Índices de Preços (%)

Fonte:SPE
* Média Anualizada
Levando-se em conta as séries históricas para o IGP-DI, a inflação
acumulada de 1995 (14,8%) foi a mais baixa desde 1957. O IPC-Fipe não
exibia inflação tão baixa quanto os 23,2% verificados no ano passado,
desde 1973. O INPC, calculado desde 1979, nunca registrou uma inflação
acumulada anual tão reduzida quanto os 22,0% de 1995. O mesmo se pode dizer
em relação aos 15,2% do IGP-M, índice introduzido em 1989.
Inflação acumulada e média atualizada (%)

A inflação de 1995 foi, assim, a mais baixa desde o final dos anos 50,
de acordo com o IGP-DI - que atribui maior peso aos preços no atacado -, ou
desde o início dos anos 70, conforme o índice de preços ao consumidor
calculado pelo IPC-Fipe.
No primeiro semestre de 1996, a inflação média acumulada foi de 6,45%.
O IGP-DI (6,53%) e o IPC-Fipe (7%) registraram suas taxas mais baixas para o
período desde 1955 e 1950, respectivamente. O IGP-M (6,13%) e o INPC
(6,14%) - de criação mais recente - nunca acusaram taxas tão reduzidas de
inflação acumulada nos primeiros seis meses do ano.
A questão relevante que se coloca para o Governo e para os mercados -
que operam sempre olhando para frente - diz respeito à tendência futura da
inflação.
A inflação apresentou uma nítida tendência de queda nos três últimos
semestres, que deverá manter-se doravante.

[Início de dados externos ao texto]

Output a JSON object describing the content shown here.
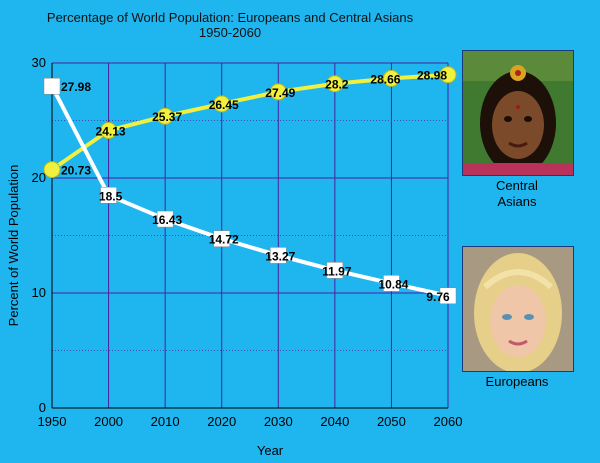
{
  "chart_data": {
    "type": "line",
    "title": "Percentage of World Population: Europeans and Central Asians",
    "subtitle": "1950-2060",
    "xlabel": "Year",
    "ylabel": "Percent of World Population",
    "categories": [
      "1950",
      "2000",
      "2010",
      "2020",
      "2030",
      "2040",
      "2050",
      "2060"
    ],
    "yticks": [
      "0",
      "10",
      "20",
      "30"
    ],
    "ylim": [
      0,
      30
    ],
    "grid": true,
    "series": [
      {
        "name": "Central Asians",
        "color": "#f0f040",
        "marker": "circle",
        "values": [
          20.73,
          24.13,
          25.37,
          26.45,
          27.49,
          28.2,
          28.66,
          28.98
        ],
        "labels": [
          "20.73",
          "24.13",
          "25.37",
          "26.45",
          "27.49",
          "28.2",
          "28.66",
          "28.98"
        ]
      },
      {
        "name": "Europeans",
        "color": "#ffffff",
        "marker": "square",
        "values": [
          27.98,
          18.5,
          16.43,
          14.72,
          13.27,
          11.97,
          10.84,
          9.76
        ],
        "labels": [
          "27.98",
          "18.5",
          "16.43",
          "14.72",
          "13.27",
          "11.97",
          "10.84",
          "9.76"
        ]
      }
    ],
    "colors": {
      "plot_bg": "#1fb6f0",
      "grid": "#4b1fa0",
      "axis": "#000000"
    }
  },
  "legend": {
    "central_asians": "Central\nAsians",
    "europeans": "Europeans"
  }
}
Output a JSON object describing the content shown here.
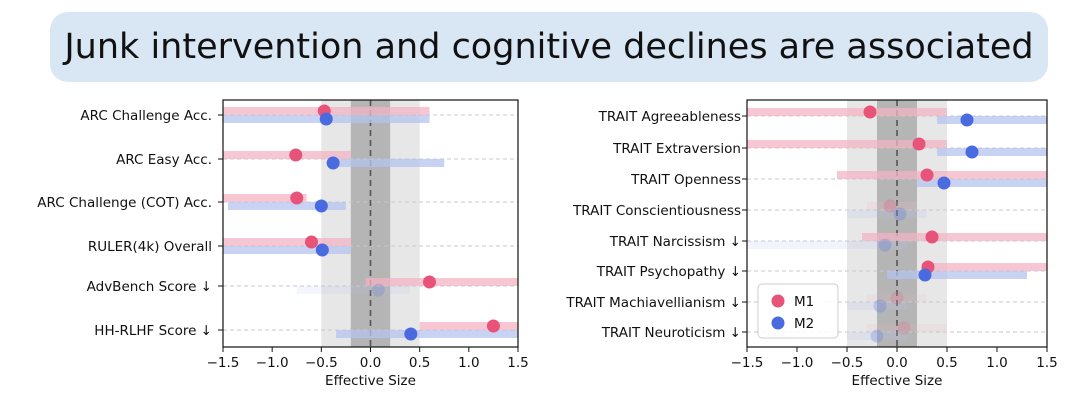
{
  "banner": {
    "title": "Junk intervention and cognitive declines are associated"
  },
  "colors": {
    "m1": "#e8537a",
    "m2": "#4a6be0",
    "m1_band": "#f3b3c3",
    "m2_band": "#b5c3ef"
  },
  "chart_data": [
    {
      "type": "forest",
      "xlabel": "Effective Size",
      "xlim": [
        -1.5,
        1.5
      ],
      "xticks": [
        "−1.5",
        "−1.0",
        "−0.5",
        "0.0",
        "0.5",
        "1.0",
        "1.5"
      ],
      "shaded_regions": [
        {
          "from": -0.5,
          "to": 0.5
        },
        {
          "from": -0.2,
          "to": 0.2
        }
      ],
      "reference_line": 0,
      "categories": [
        "ARC Challenge Acc.",
        "ARC Easy Acc.",
        "ARC Challenge (COT) Acc.",
        "RULER(4k) Overall",
        "AdvBench Score ↓",
        "HH-RLHF Score ↓"
      ],
      "series": [
        {
          "name": "M1",
          "values": [
            -0.47,
            -0.76,
            -0.75,
            -0.6,
            0.6,
            1.25
          ],
          "ranges": [
            [
              -1.5,
              0.6
            ],
            [
              -1.5,
              -0.2
            ],
            [
              -1.5,
              -0.65
            ],
            [
              -1.5,
              -0.2
            ],
            [
              -0.05,
              1.5
            ],
            [
              0.5,
              1.5
            ]
          ],
          "opacity": [
            1,
            1,
            1,
            1,
            1,
            1
          ]
        },
        {
          "name": "M2",
          "values": [
            -0.45,
            -0.38,
            -0.5,
            -0.49,
            0.08,
            0.41
          ],
          "ranges": [
            [
              -1.5,
              0.6
            ],
            [
              -0.4,
              0.75
            ],
            [
              -1.45,
              -0.25
            ],
            [
              -1.5,
              -0.2
            ],
            [
              -0.75,
              0.4
            ],
            [
              -0.35,
              1.5
            ]
          ],
          "opacity": [
            1,
            1,
            1,
            1,
            0.2,
            1
          ]
        }
      ]
    },
    {
      "type": "forest",
      "xlabel": "Effective Size",
      "xlim": [
        -1.5,
        1.5
      ],
      "xticks": [
        "−1.5",
        "−1.0",
        "−0.5",
        "0.0",
        "0.5",
        "1.0",
        "1.5"
      ],
      "shaded_regions": [
        {
          "from": -0.5,
          "to": 0.5
        },
        {
          "from": -0.2,
          "to": 0.2
        }
      ],
      "reference_line": 0,
      "categories": [
        "TRAIT Agreeableness",
        "TRAIT Extraversion",
        "TRAIT Openness",
        "TRAIT Conscientiousness",
        "TRAIT Narcissism ↓",
        "TRAIT Psychopathy ↓",
        "TRAIT Machiavellianism ↓",
        "TRAIT Neuroticism ↓"
      ],
      "legend": {
        "position": "bottom-left",
        "entries": [
          "M1",
          "M2"
        ]
      },
      "series": [
        {
          "name": "M1",
          "values": [
            -0.27,
            0.22,
            0.3,
            -0.07,
            0.35,
            0.31,
            0.0,
            0.07
          ],
          "ranges": [
            [
              -1.5,
              0.5
            ],
            [
              -1.5,
              0.5
            ],
            [
              -0.6,
              1.5
            ],
            [
              -0.3,
              0.2
            ],
            [
              -0.35,
              1.5
            ],
            [
              0.25,
              1.5
            ],
            [
              -0.3,
              0.3
            ],
            [
              -0.3,
              0.5
            ]
          ],
          "opacity": [
            1,
            1,
            1,
            0.25,
            1,
            1,
            0.2,
            0.2
          ]
        },
        {
          "name": "M2",
          "values": [
            0.7,
            0.75,
            0.47,
            0.03,
            -0.12,
            0.28,
            -0.17,
            -0.2
          ],
          "ranges": [
            [
              0.4,
              1.5
            ],
            [
              0.4,
              1.5
            ],
            [
              0.2,
              1.5
            ],
            [
              -0.5,
              0.3
            ],
            [
              -1.5,
              0.1
            ],
            [
              -0.1,
              1.3
            ],
            [
              -0.5,
              0.1
            ],
            [
              -0.5,
              0.1
            ]
          ],
          "opacity": [
            1,
            1,
            1,
            0.25,
            0.25,
            1,
            0.25,
            0.25
          ]
        }
      ]
    }
  ]
}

No segundo semestre de 1994, a
inflação acumulada, considerando-se os quatro índices mais conhecidos,
foi de 17,9%, com uma média mensal de 2,8%. Nos primeiros seis meses de
1995, caiu para 10,5%, com uma média mensal de 1,7 %. No segundo semestre,
atingiu 7,5%, com uma média mensal de 1,2%. No primeiro semestre de 1996, a
inflação média acumulada foi de 6,45% e a mensal de 1,04%.

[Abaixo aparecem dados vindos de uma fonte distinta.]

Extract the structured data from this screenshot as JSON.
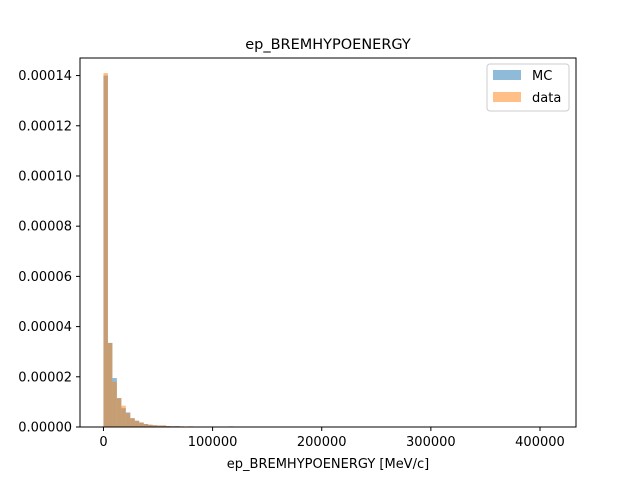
{
  "chart_data": {
    "type": "histogram",
    "title": "ep_BREMHYPOENERGY",
    "xlabel": "ep_BREMHYPOENERGY [MeV/c]",
    "ylabel": "",
    "xlim": [
      -21500,
      433000
    ],
    "ylim": [
      0,
      0.000147
    ],
    "xticks": [
      0,
      100000,
      200000,
      300000,
      400000
    ],
    "yticks": [
      0,
      2e-05,
      4e-05,
      6e-05,
      8e-05,
      0.0001,
      0.00012,
      0.00014
    ],
    "xtick_labels": [
      "0",
      "100000",
      "200000",
      "300000",
      "400000"
    ],
    "ytick_labels": [
      "0.00000",
      "0.00002",
      "0.00004",
      "0.00006",
      "0.00008",
      "0.00010",
      "0.00012",
      "0.00014"
    ],
    "bin_start": 0,
    "bin_width": 4100,
    "legend_position": "upper right",
    "series": [
      {
        "name": "MC",
        "color": "#1f77b4",
        "alpha": 0.5,
        "values": [
          0.00014,
          3.35e-05,
          1.95e-05,
          1.15e-05,
          7.5e-06,
          5.8e-06,
          3.5e-06,
          2.5e-06,
          1.8e-06,
          1.2e-06,
          9e-07,
          7e-07,
          6e-07,
          5e-07,
          4e-07,
          3e-07,
          3e-07,
          2e-07,
          2e-07,
          2e-07,
          1e-07,
          1e-07,
          1e-07,
          1e-07,
          1e-07,
          1e-07,
          1e-07,
          1e-07,
          2e-07,
          1e-07
        ]
      },
      {
        "name": "data",
        "color": "#ff7f0e",
        "alpha": 0.5,
        "values": [
          0.000141,
          3.35e-05,
          1.8e-05,
          1.15e-05,
          8.5e-06,
          5.5e-06,
          3.5e-06,
          2.5e-06,
          1.8e-06,
          1.2e-06,
          9e-07,
          7e-07,
          6e-07,
          7e-07,
          4e-07,
          3e-07,
          4e-07,
          3e-07,
          2e-07,
          3e-07,
          1e-07,
          1e-07,
          1e-07,
          1e-07,
          1e-07,
          1e-07,
          1e-07,
          1e-07,
          3e-07,
          1e-07
        ]
      }
    ]
  }
}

Verifica-se, atualmente, virtual ausência de grandes desequilíbrios na
estrutura de preços relativos. O aluguel residencial e os serviços, que
vinham apresentando até há pouco tempo variação muito superior aos
demais componentes dos índices, começaram a convergir gradualmente para a
média da inflação mensal. Para os próximos meses, a média dos quatro
principais índices de preços continuará sob controle.
A desindexação gradual da economia vem desvinculando, em grande parte,
a inflação futura da passada. Importantes medidas nesse sentido têm sido
implementadas no campo dos preços públicos, taxa de câmbio, taxa de juros
e salários. Outros fatores, como o sazonal e eventuais correções de preços
públicos, começaram a desempenhar papel preponderante, fazendo com que a
inflação possa oscilar de um mês para outro.

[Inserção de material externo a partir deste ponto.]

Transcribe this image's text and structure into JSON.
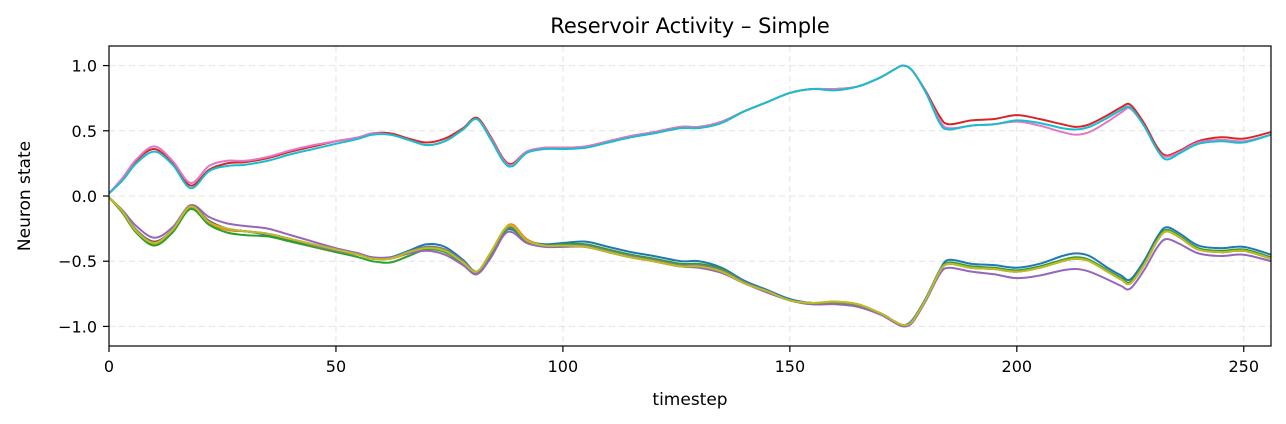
{
  "chart_data": {
    "type": "line",
    "title": "Reservoir Activity – Simple",
    "xlabel": "timestep",
    "ylabel": "Neuron state",
    "xlim": [
      0,
      256
    ],
    "ylim": [
      -1.15,
      1.15
    ],
    "xticks": [
      0,
      50,
      100,
      150,
      200,
      250
    ],
    "xtick_labels": [
      "0",
      "50",
      "100",
      "150",
      "200",
      "250"
    ],
    "yticks": [
      -1.0,
      -0.5,
      0.0,
      0.5,
      1.0
    ],
    "ytick_labels": [
      "−1.0",
      "−0.5",
      "0.0",
      "0.5",
      "1.0"
    ],
    "grid": true,
    "x": [
      0,
      3,
      6,
      10,
      14,
      18,
      22,
      26,
      30,
      35,
      40,
      45,
      50,
      55,
      58,
      62,
      66,
      70,
      74,
      78,
      81,
      84,
      87,
      89,
      92,
      96,
      100,
      105,
      110,
      115,
      120,
      126,
      130,
      135,
      140,
      145,
      150,
      155,
      160,
      165,
      170,
      173,
      175,
      177,
      180,
      183,
      185,
      190,
      195,
      200,
      205,
      210,
      213,
      216,
      220,
      223,
      225,
      228,
      231,
      233,
      236,
      240,
      245,
      250,
      256
    ],
    "series": [
      {
        "color": "#1f77b4",
        "values": [
          -0.01,
          -0.12,
          -0.27,
          -0.37,
          -0.26,
          -0.08,
          -0.2,
          -0.26,
          -0.27,
          -0.3,
          -0.34,
          -0.38,
          -0.42,
          -0.45,
          -0.48,
          -0.47,
          -0.42,
          -0.37,
          -0.39,
          -0.49,
          -0.58,
          -0.45,
          -0.28,
          -0.26,
          -0.34,
          -0.37,
          -0.36,
          -0.35,
          -0.39,
          -0.43,
          -0.46,
          -0.5,
          -0.5,
          -0.55,
          -0.65,
          -0.72,
          -0.79,
          -0.82,
          -0.82,
          -0.84,
          -0.9,
          -0.96,
          -0.99,
          -0.95,
          -0.78,
          -0.57,
          -0.49,
          -0.52,
          -0.53,
          -0.55,
          -0.52,
          -0.46,
          -0.44,
          -0.46,
          -0.55,
          -0.61,
          -0.64,
          -0.5,
          -0.31,
          -0.24,
          -0.29,
          -0.38,
          -0.4,
          -0.39,
          -0.45
        ]
      },
      {
        "color": "#ff7f0e",
        "values": [
          -0.01,
          -0.13,
          -0.28,
          -0.37,
          -0.27,
          -0.09,
          -0.21,
          -0.26,
          -0.27,
          -0.29,
          -0.33,
          -0.37,
          -0.41,
          -0.45,
          -0.48,
          -0.48,
          -0.44,
          -0.4,
          -0.42,
          -0.51,
          -0.59,
          -0.44,
          -0.26,
          -0.22,
          -0.33,
          -0.38,
          -0.38,
          -0.39,
          -0.43,
          -0.47,
          -0.5,
          -0.54,
          -0.54,
          -0.58,
          -0.67,
          -0.73,
          -0.8,
          -0.82,
          -0.81,
          -0.83,
          -0.9,
          -0.96,
          -0.99,
          -0.96,
          -0.79,
          -0.58,
          -0.52,
          -0.55,
          -0.56,
          -0.58,
          -0.55,
          -0.5,
          -0.48,
          -0.5,
          -0.58,
          -0.64,
          -0.67,
          -0.53,
          -0.34,
          -0.27,
          -0.32,
          -0.41,
          -0.43,
          -0.42,
          -0.48
        ]
      },
      {
        "color": "#2ca02c",
        "values": [
          -0.01,
          -0.13,
          -0.28,
          -0.38,
          -0.28,
          -0.1,
          -0.22,
          -0.28,
          -0.3,
          -0.31,
          -0.35,
          -0.39,
          -0.43,
          -0.47,
          -0.5,
          -0.51,
          -0.46,
          -0.41,
          -0.43,
          -0.52,
          -0.6,
          -0.46,
          -0.28,
          -0.25,
          -0.35,
          -0.38,
          -0.37,
          -0.37,
          -0.41,
          -0.45,
          -0.48,
          -0.52,
          -0.52,
          -0.56,
          -0.66,
          -0.73,
          -0.8,
          -0.83,
          -0.82,
          -0.84,
          -0.9,
          -0.96,
          -0.99,
          -0.96,
          -0.79,
          -0.58,
          -0.51,
          -0.54,
          -0.55,
          -0.57,
          -0.54,
          -0.49,
          -0.47,
          -0.49,
          -0.57,
          -0.63,
          -0.66,
          -0.52,
          -0.33,
          -0.26,
          -0.31,
          -0.4,
          -0.42,
          -0.41,
          -0.47
        ]
      },
      {
        "color": "#d62728",
        "values": [
          0.02,
          0.13,
          0.27,
          0.36,
          0.25,
          0.08,
          0.2,
          0.25,
          0.26,
          0.29,
          0.34,
          0.38,
          0.42,
          0.45,
          0.48,
          0.48,
          0.44,
          0.41,
          0.44,
          0.52,
          0.6,
          0.46,
          0.28,
          0.25,
          0.34,
          0.37,
          0.37,
          0.38,
          0.42,
          0.46,
          0.49,
          0.53,
          0.53,
          0.57,
          0.65,
          0.72,
          0.79,
          0.82,
          0.82,
          0.84,
          0.91,
          0.97,
          1.0,
          0.96,
          0.8,
          0.61,
          0.55,
          0.58,
          0.59,
          0.62,
          0.59,
          0.55,
          0.53,
          0.55,
          0.62,
          0.68,
          0.7,
          0.56,
          0.37,
          0.31,
          0.35,
          0.42,
          0.45,
          0.44,
          0.49
        ]
      },
      {
        "color": "#9467bd",
        "values": [
          -0.01,
          -0.11,
          -0.23,
          -0.32,
          -0.24,
          -0.07,
          -0.16,
          -0.21,
          -0.23,
          -0.25,
          -0.3,
          -0.35,
          -0.4,
          -0.44,
          -0.47,
          -0.47,
          -0.44,
          -0.42,
          -0.45,
          -0.53,
          -0.6,
          -0.48,
          -0.3,
          -0.28,
          -0.36,
          -0.39,
          -0.39,
          -0.39,
          -0.43,
          -0.47,
          -0.5,
          -0.54,
          -0.55,
          -0.59,
          -0.67,
          -0.74,
          -0.8,
          -0.83,
          -0.83,
          -0.85,
          -0.91,
          -0.97,
          -1.0,
          -0.97,
          -0.8,
          -0.6,
          -0.55,
          -0.58,
          -0.6,
          -0.63,
          -0.61,
          -0.57,
          -0.56,
          -0.58,
          -0.64,
          -0.69,
          -0.71,
          -0.57,
          -0.39,
          -0.33,
          -0.37,
          -0.44,
          -0.46,
          -0.45,
          -0.5
        ]
      },
      {
        "color": "#8c564b",
        "values": [
          -0.01,
          -0.12,
          -0.26,
          -0.35,
          -0.26,
          -0.08,
          -0.19,
          -0.25,
          -0.27,
          -0.29,
          -0.33,
          -0.38,
          -0.42,
          -0.45,
          -0.48,
          -0.48,
          -0.43,
          -0.39,
          -0.41,
          -0.5,
          -0.58,
          -0.44,
          -0.27,
          -0.24,
          -0.34,
          -0.38,
          -0.38,
          -0.39,
          -0.43,
          -0.47,
          -0.5,
          -0.54,
          -0.54,
          -0.58,
          -0.67,
          -0.73,
          -0.8,
          -0.82,
          -0.82,
          -0.84,
          -0.9,
          -0.96,
          -0.99,
          -0.96,
          -0.79,
          -0.58,
          -0.52,
          -0.55,
          -0.56,
          -0.58,
          -0.55,
          -0.5,
          -0.48,
          -0.5,
          -0.58,
          -0.64,
          -0.67,
          -0.53,
          -0.34,
          -0.27,
          -0.32,
          -0.41,
          -0.43,
          -0.42,
          -0.48
        ]
      },
      {
        "color": "#e377c2",
        "values": [
          0.02,
          0.14,
          0.28,
          0.38,
          0.27,
          0.1,
          0.23,
          0.27,
          0.27,
          0.3,
          0.35,
          0.39,
          0.42,
          0.45,
          0.48,
          0.47,
          0.43,
          0.39,
          0.42,
          0.51,
          0.59,
          0.45,
          0.27,
          0.24,
          0.34,
          0.37,
          0.37,
          0.38,
          0.42,
          0.46,
          0.49,
          0.53,
          0.53,
          0.57,
          0.65,
          0.72,
          0.79,
          0.82,
          0.82,
          0.84,
          0.91,
          0.97,
          1.0,
          0.96,
          0.79,
          0.58,
          0.52,
          0.54,
          0.55,
          0.57,
          0.54,
          0.49,
          0.47,
          0.49,
          0.57,
          0.64,
          0.67,
          0.54,
          0.35,
          0.3,
          0.34,
          0.41,
          0.43,
          0.42,
          0.47
        ]
      },
      {
        "color": "#7f7f7f",
        "values": [
          -0.01,
          -0.12,
          -0.26,
          -0.36,
          -0.26,
          -0.08,
          -0.2,
          -0.25,
          -0.27,
          -0.29,
          -0.33,
          -0.38,
          -0.42,
          -0.45,
          -0.48,
          -0.48,
          -0.43,
          -0.39,
          -0.41,
          -0.5,
          -0.58,
          -0.44,
          -0.27,
          -0.24,
          -0.34,
          -0.38,
          -0.38,
          -0.38,
          -0.42,
          -0.46,
          -0.49,
          -0.53,
          -0.53,
          -0.57,
          -0.66,
          -0.73,
          -0.8,
          -0.82,
          -0.82,
          -0.84,
          -0.9,
          -0.96,
          -0.99,
          -0.96,
          -0.79,
          -0.58,
          -0.52,
          -0.55,
          -0.56,
          -0.58,
          -0.55,
          -0.5,
          -0.48,
          -0.5,
          -0.58,
          -0.64,
          -0.67,
          -0.53,
          -0.34,
          -0.27,
          -0.32,
          -0.41,
          -0.43,
          -0.42,
          -0.48
        ]
      },
      {
        "color": "#bcbd22",
        "values": [
          -0.01,
          -0.12,
          -0.27,
          -0.36,
          -0.26,
          -0.08,
          -0.2,
          -0.25,
          -0.27,
          -0.29,
          -0.33,
          -0.37,
          -0.41,
          -0.45,
          -0.48,
          -0.48,
          -0.43,
          -0.4,
          -0.42,
          -0.51,
          -0.58,
          -0.44,
          -0.26,
          -0.23,
          -0.34,
          -0.38,
          -0.38,
          -0.39,
          -0.43,
          -0.47,
          -0.5,
          -0.54,
          -0.54,
          -0.58,
          -0.67,
          -0.73,
          -0.8,
          -0.82,
          -0.81,
          -0.83,
          -0.9,
          -0.96,
          -0.99,
          -0.96,
          -0.79,
          -0.58,
          -0.52,
          -0.55,
          -0.56,
          -0.58,
          -0.55,
          -0.5,
          -0.48,
          -0.5,
          -0.58,
          -0.64,
          -0.67,
          -0.53,
          -0.34,
          -0.27,
          -0.32,
          -0.41,
          -0.43,
          -0.42,
          -0.48
        ]
      },
      {
        "color": "#17becf",
        "values": [
          0.02,
          0.12,
          0.25,
          0.34,
          0.24,
          0.06,
          0.19,
          0.23,
          0.24,
          0.27,
          0.32,
          0.36,
          0.4,
          0.44,
          0.47,
          0.47,
          0.43,
          0.39,
          0.42,
          0.51,
          0.59,
          0.44,
          0.26,
          0.23,
          0.33,
          0.36,
          0.36,
          0.37,
          0.41,
          0.45,
          0.48,
          0.52,
          0.52,
          0.56,
          0.65,
          0.72,
          0.79,
          0.82,
          0.81,
          0.84,
          0.91,
          0.97,
          1.0,
          0.96,
          0.79,
          0.56,
          0.51,
          0.54,
          0.55,
          0.58,
          0.56,
          0.52,
          0.51,
          0.53,
          0.6,
          0.66,
          0.68,
          0.54,
          0.35,
          0.28,
          0.33,
          0.4,
          0.42,
          0.41,
          0.47
        ]
      }
    ]
  }
}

Em suma, a tendência é que a inflação, conquanto possa oscilar, se
mantenha baixa e tenda gradualmente a convergir para níveis mais reduzidos.
É sintomático que os índices de inflação acumulada nos últimos doze
meses - tal como o IGP-DI, por exemplo - venham diminuindo mensalmente, de
forma constante, desde a implantação do Plano Real. O IGP-DI acumulado nos
últimos doze meses até junho/96 foi de 11,14%.

Em 1995, a inflação média dos quatro índices mais utilizados foi de
18,8%, devendo ser, em 1996, segundo todos os analistas independentes, ainda
menor do que a verificada no ano passado, situando-se em torno de 13%. Com
efeito, a inflação anualizada com base na média acumulada no primeiro
semestre do corrente ano ficou em 13,32%. A expectativa é que a tendência
declinante seja mantida em 1997 e 1998.